Project 01 / Robotics · Computer Vision

Real-Time Vision-Guided Robotic Arm

YOLOE Segmentation › WebSocket › Inverse Kinematics

YOLOE-11 ONNX OpenCV WebSocket Inverse Kinematics Raspberry Pi Edge Inference Fine-Tuning
Overview
01 / 04

A vision pipeline that streams object coordinates straight into an inverse-kinematics solver. I fine-tune YOLOE-11 segmentation models on custom classes by drawing bounding boxes or typing text prompts, then export the weights to ONNX so the same model runs on a Raspberry Pi or any USB camera setup.

The robot reads each detection as a JSON packet over WebSocket: pixel center, normalized (0–1) position, and detection confidence. I tested the pipeline on multi-class coin recognition (Mexican pesos, Columbia dining tokens, US dollars) and on building and logo identification.

Demo
02 / 04
Live YOLOE segmentation streaming into IK targeting
Detection Examples
03 / 04
Columbia and WashU magnet recognition
Magnet recognition · Columbia · WashU
Coin recognition: Columbia dining token, Mexican 20-peso coin, 1 dollar coin
Multi-class coins · dining token · 20 pesos · 1 USD
How It Works
04 / 04

Training starts in the Ultralytics YOLOE-11L-Seg notebook. I label a custom class by drawing a few bounding boxes or by passing a short text prompt, fine-tune for a handful of epochs, and export the weights to ONNX at 640 px. The same file then runs on a desktop GPU or an ARM CPU with no code changes.

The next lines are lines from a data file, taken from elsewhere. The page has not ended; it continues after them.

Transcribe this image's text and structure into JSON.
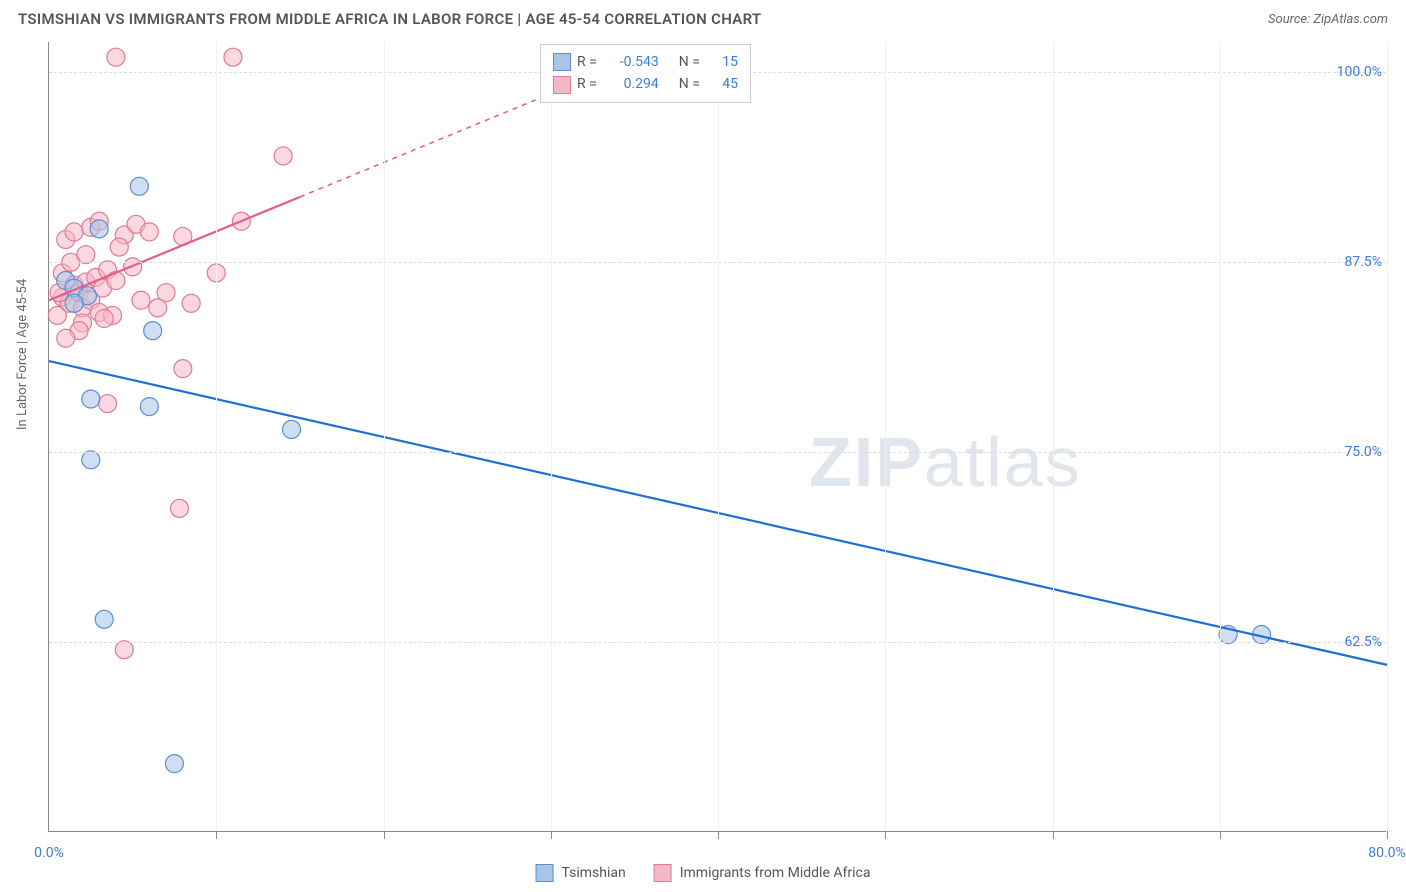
{
  "title": "TSIMSHIAN VS IMMIGRANTS FROM MIDDLE AFRICA IN LABOR FORCE | AGE 45-54 CORRELATION CHART",
  "source_label": "Source: ZipAtlas.com",
  "watermark": {
    "part1": "ZIP",
    "part2": "atlas"
  },
  "y_axis_title": "In Labor Force | Age 45-54",
  "chart": {
    "type": "scatter",
    "xlim": [
      0,
      80
    ],
    "ylim": [
      50,
      102
    ],
    "x_ticks": [
      0,
      10,
      20,
      30,
      40,
      50,
      60,
      70,
      80
    ],
    "x_tick_labels_shown": {
      "0": "0.0%",
      "80": "80.0%"
    },
    "y_gridlines": [
      62.5,
      75.0,
      87.5,
      100.0
    ],
    "y_tick_labels": [
      "62.5%",
      "75.0%",
      "87.5%",
      "100.0%"
    ],
    "background_color": "#ffffff",
    "grid_color": "#dddddd",
    "axis_color": "#888888",
    "label_color": "#3b7dd8",
    "marker_radius": 9,
    "marker_opacity": 0.55,
    "line_width": 2.2
  },
  "series": [
    {
      "name": "Tsimshian",
      "color_fill": "#a8c5e8",
      "color_stroke": "#5b8fd0",
      "line_color": "#1f6fd4",
      "R": "-0.543",
      "N": "15",
      "points": [
        [
          1.0,
          86.3
        ],
        [
          1.5,
          85.8
        ],
        [
          2.3,
          85.3
        ],
        [
          3.0,
          89.7
        ],
        [
          5.4,
          92.5
        ],
        [
          6.2,
          83.0
        ],
        [
          2.5,
          78.5
        ],
        [
          6.0,
          78.0
        ],
        [
          2.5,
          74.5
        ],
        [
          14.5,
          76.5
        ],
        [
          3.3,
          64.0
        ],
        [
          7.5,
          54.5
        ],
        [
          70.5,
          63.0
        ],
        [
          72.5,
          63.0
        ],
        [
          1.5,
          84.8
        ]
      ],
      "trend": {
        "x1": 0,
        "y1": 81.0,
        "x2": 80,
        "y2": 61.0
      }
    },
    {
      "name": "Immigrants from Middle Africa",
      "color_fill": "#f5b8c6",
      "color_stroke": "#e07a94",
      "line_color": "#e85a8a",
      "R": "0.294",
      "N": "45",
      "points": [
        [
          0.8,
          85.2
        ],
        [
          1.2,
          84.8
        ],
        [
          1.5,
          86.0
        ],
        [
          1.8,
          85.5
        ],
        [
          2.0,
          84.5
        ],
        [
          2.2,
          86.2
        ],
        [
          2.5,
          85.0
        ],
        [
          2.8,
          86.5
        ],
        [
          3.0,
          84.2
        ],
        [
          3.2,
          85.8
        ],
        [
          3.5,
          87.0
        ],
        [
          3.8,
          84.0
        ],
        [
          4.0,
          86.3
        ],
        [
          1.0,
          89.0
        ],
        [
          1.5,
          89.5
        ],
        [
          2.5,
          89.8
        ],
        [
          3.0,
          90.2
        ],
        [
          4.5,
          89.3
        ],
        [
          5.2,
          90.0
        ],
        [
          6.0,
          89.5
        ],
        [
          8.0,
          89.2
        ],
        [
          7.0,
          85.5
        ],
        [
          8.5,
          84.8
        ],
        [
          10.0,
          86.8
        ],
        [
          11.5,
          90.2
        ],
        [
          4.0,
          101.0
        ],
        [
          11.0,
          101.0
        ],
        [
          14.0,
          94.5
        ],
        [
          8.0,
          80.5
        ],
        [
          3.5,
          78.2
        ],
        [
          4.5,
          62.0
        ],
        [
          7.8,
          71.3
        ],
        [
          2.0,
          83.5
        ],
        [
          0.5,
          84.0
        ],
        [
          0.8,
          86.8
        ],
        [
          1.3,
          87.5
        ],
        [
          2.2,
          88.0
        ],
        [
          4.2,
          88.5
        ],
        [
          5.0,
          87.2
        ],
        [
          5.5,
          85.0
        ],
        [
          6.5,
          84.5
        ],
        [
          1.8,
          83.0
        ],
        [
          1.0,
          82.5
        ],
        [
          0.6,
          85.5
        ],
        [
          3.3,
          83.8
        ]
      ],
      "trend_solid": {
        "x1": 0,
        "y1": 85.0,
        "x2": 15,
        "y2": 91.8
      },
      "trend_dash": {
        "x1": 15,
        "y1": 91.8,
        "x2": 30,
        "y2": 98.6
      }
    }
  ],
  "legend_bottom": [
    {
      "label": "Tsimshian",
      "fill": "#a8c5e8",
      "stroke": "#5b8fd0"
    },
    {
      "label": "Immigrants from Middle Africa",
      "fill": "#f5b8c6",
      "stroke": "#e07a94"
    }
  ]
}
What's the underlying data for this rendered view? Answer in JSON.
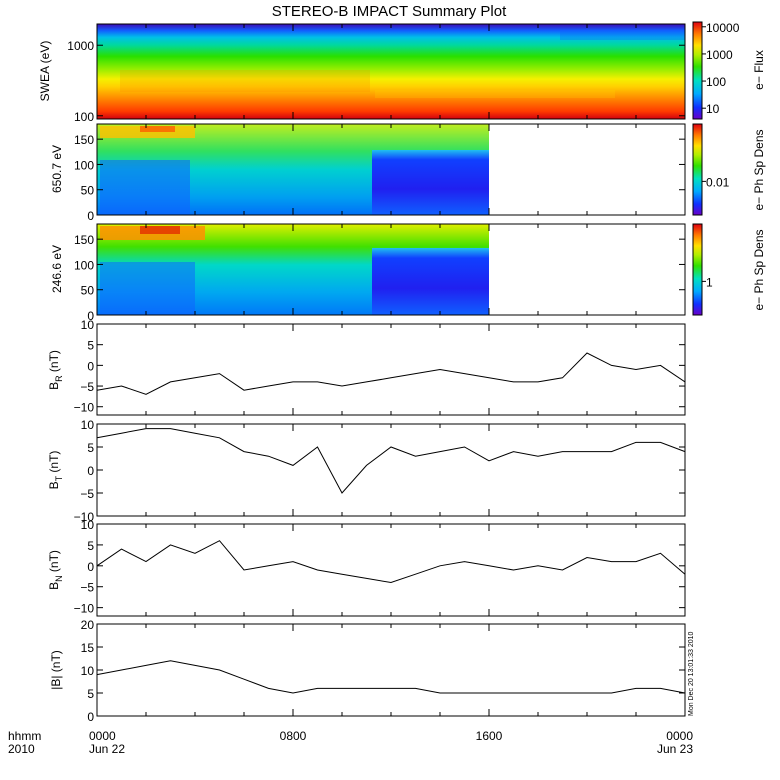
{
  "title": "STEREO-B IMPACT Summary Plot",
  "stamp": "Mon Dec 20 13:01:33 2010",
  "time_axis": {
    "left_label_1": "hhmm",
    "left_label_2": "2010",
    "ticks": [
      {
        "hours": 0,
        "label": "0000",
        "sublabel": "Jun 22"
      },
      {
        "hours": 8,
        "label": "0800",
        "sublabel": ""
      },
      {
        "hours": 16,
        "label": "1600",
        "sublabel": ""
      },
      {
        "hours": 24,
        "label": "0000",
        "sublabel": "Jun 23"
      }
    ],
    "range_hours": [
      0,
      24
    ]
  },
  "colors": {
    "trace": "#000000",
    "frame": "#000000"
  },
  "chart_data": [
    {
      "type": "heatmap",
      "ylabel": "SWEA (eV)",
      "yscale": "log",
      "ylim": [
        90,
        2000
      ],
      "yticks": [
        {
          "value": 100,
          "label": "100"
        },
        {
          "value": 1000,
          "label": "1000"
        }
      ],
      "colorbar": {
        "label": "e− Flux",
        "scale": "log",
        "range": [
          4,
          15000
        ],
        "ticks": [
          {
            "value": 10,
            "label": "10"
          },
          {
            "value": 100,
            "label": "100"
          },
          {
            "value": 1000,
            "label": "1000"
          },
          {
            "value": 10000,
            "label": "10000"
          }
        ]
      },
      "data_end_hours": 24
    },
    {
      "type": "heatmap",
      "ylabel": "650.7 eV",
      "ylim": [
        0,
        180
      ],
      "yticks": [
        {
          "value": 0,
          "label": "0"
        },
        {
          "value": 50,
          "label": "50"
        },
        {
          "value": 100,
          "label": "100"
        },
        {
          "value": 150,
          "label": "150"
        }
      ],
      "colorbar": {
        "label": "e− Ph Sp Dens",
        "scale": "log",
        "range": [
          0.0035,
          0.06
        ],
        "ticks": [
          {
            "value": 0.01,
            "label": "0.01"
          }
        ]
      },
      "data_end_hours": 16
    },
    {
      "type": "heatmap",
      "ylabel": "246.6 eV",
      "ylim": [
        0,
        180
      ],
      "yticks": [
        {
          "value": 0,
          "label": "0"
        },
        {
          "value": 50,
          "label": "50"
        },
        {
          "value": 100,
          "label": "100"
        },
        {
          "value": 150,
          "label": "150"
        }
      ],
      "colorbar": {
        "label": "e− Ph Sp Dens",
        "scale": "log",
        "range": [
          0.35,
          6
        ],
        "ticks": [
          {
            "value": 1,
            "label": "1"
          }
        ]
      },
      "data_end_hours": 16
    },
    {
      "type": "line",
      "ylabel": "B",
      "ylabel_sub": "R",
      "ylabel_unit": " (nT)",
      "ylim": [
        -12,
        10
      ],
      "yticks": [
        {
          "value": -10,
          "label": "−10"
        },
        {
          "value": -5,
          "label": "−5"
        },
        {
          "value": 0,
          "label": "0"
        },
        {
          "value": 5,
          "label": "5"
        },
        {
          "value": 10,
          "label": "10"
        }
      ],
      "x": [
        0,
        1,
        2,
        3,
        4,
        5,
        6,
        7,
        8,
        9,
        10,
        11,
        12,
        13,
        14,
        15,
        16,
        17,
        18,
        19,
        20,
        21,
        22,
        23,
        24
      ],
      "y": [
        -6,
        -5,
        -7,
        -4,
        -3,
        -2,
        -6,
        -5,
        -4,
        -4,
        -5,
        -4,
        -3,
        -2,
        -1,
        -2,
        -3,
        -4,
        -4,
        -3,
        3,
        0,
        -1,
        0,
        -4
      ]
    },
    {
      "type": "line",
      "ylabel": "B",
      "ylabel_sub": "T",
      "ylabel_unit": " (nT)",
      "ylim": [
        -10,
        10
      ],
      "yticks": [
        {
          "value": -10,
          "label": "−10"
        },
        {
          "value": -5,
          "label": "−5"
        },
        {
          "value": 0,
          "label": "0"
        },
        {
          "value": 5,
          "label": "5"
        },
        {
          "value": 10,
          "label": "10"
        }
      ],
      "x": [
        0,
        1,
        2,
        3,
        4,
        5,
        6,
        7,
        8,
        9,
        10,
        11,
        12,
        13,
        14,
        15,
        16,
        17,
        18,
        19,
        20,
        21,
        22,
        23,
        24
      ],
      "y": [
        7,
        8,
        9,
        9,
        8,
        7,
        4,
        3,
        1,
        5,
        -5,
        1,
        5,
        3,
        4,
        5,
        2,
        4,
        3,
        4,
        4,
        4,
        6,
        6,
        4
      ]
    },
    {
      "type": "line",
      "ylabel": "B",
      "ylabel_sub": "N",
      "ylabel_unit": " (nT)",
      "ylim": [
        -12,
        10
      ],
      "yticks": [
        {
          "value": -10,
          "label": "−10"
        },
        {
          "value": -5,
          "label": "−5"
        },
        {
          "value": 0,
          "label": "0"
        },
        {
          "value": 5,
          "label": "5"
        },
        {
          "value": 10,
          "label": "10"
        }
      ],
      "x": [
        0,
        1,
        2,
        3,
        4,
        5,
        6,
        7,
        8,
        9,
        10,
        11,
        12,
        13,
        14,
        15,
        16,
        17,
        18,
        19,
        20,
        21,
        22,
        23,
        24
      ],
      "y": [
        0,
        4,
        1,
        5,
        3,
        6,
        -1,
        0,
        1,
        -1,
        -2,
        -3,
        -4,
        -2,
        0,
        1,
        0,
        -1,
        0,
        -1,
        2,
        1,
        1,
        3,
        -2
      ]
    },
    {
      "type": "line",
      "ylabel": "|B| (nT)",
      "ylim": [
        0,
        20
      ],
      "yticks": [
        {
          "value": 0,
          "label": "0"
        },
        {
          "value": 5,
          "label": "5"
        },
        {
          "value": 10,
          "label": "10"
        },
        {
          "value": 15,
          "label": "15"
        },
        {
          "value": 20,
          "label": "20"
        }
      ],
      "x": [
        0,
        1,
        2,
        3,
        4,
        5,
        6,
        7,
        8,
        9,
        10,
        11,
        12,
        13,
        14,
        15,
        16,
        17,
        18,
        19,
        20,
        21,
        22,
        23,
        24
      ],
      "y": [
        9,
        10,
        11,
        12,
        11,
        10,
        8,
        6,
        5,
        6,
        6,
        6,
        6,
        6,
        5,
        5,
        5,
        5,
        5,
        5,
        5,
        5,
        6,
        6,
        5
      ]
    }
  ]
}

At runtime, OpenCV pulls frames (Picamera2 on the Pi, plain USB camera elsewhere) and the Ultralytics ONNX runtime handles inference at a 0.2 confidence threshold. Each detection becomes a JSON packet on WebSocket port 8765: pixel center, normalized (0–1) position, and confidence. A small browser dashboard subscribes to the same socket to show what the model sees. The robot consumes the normalized stream and feeds it into a continuous IK control loop, so the controller never depends on camera resolution.

2–4×
Faster Than PyTorch on ARM
10Hz
Real-Time Control Loop
3
Object Classes Detected Per Pass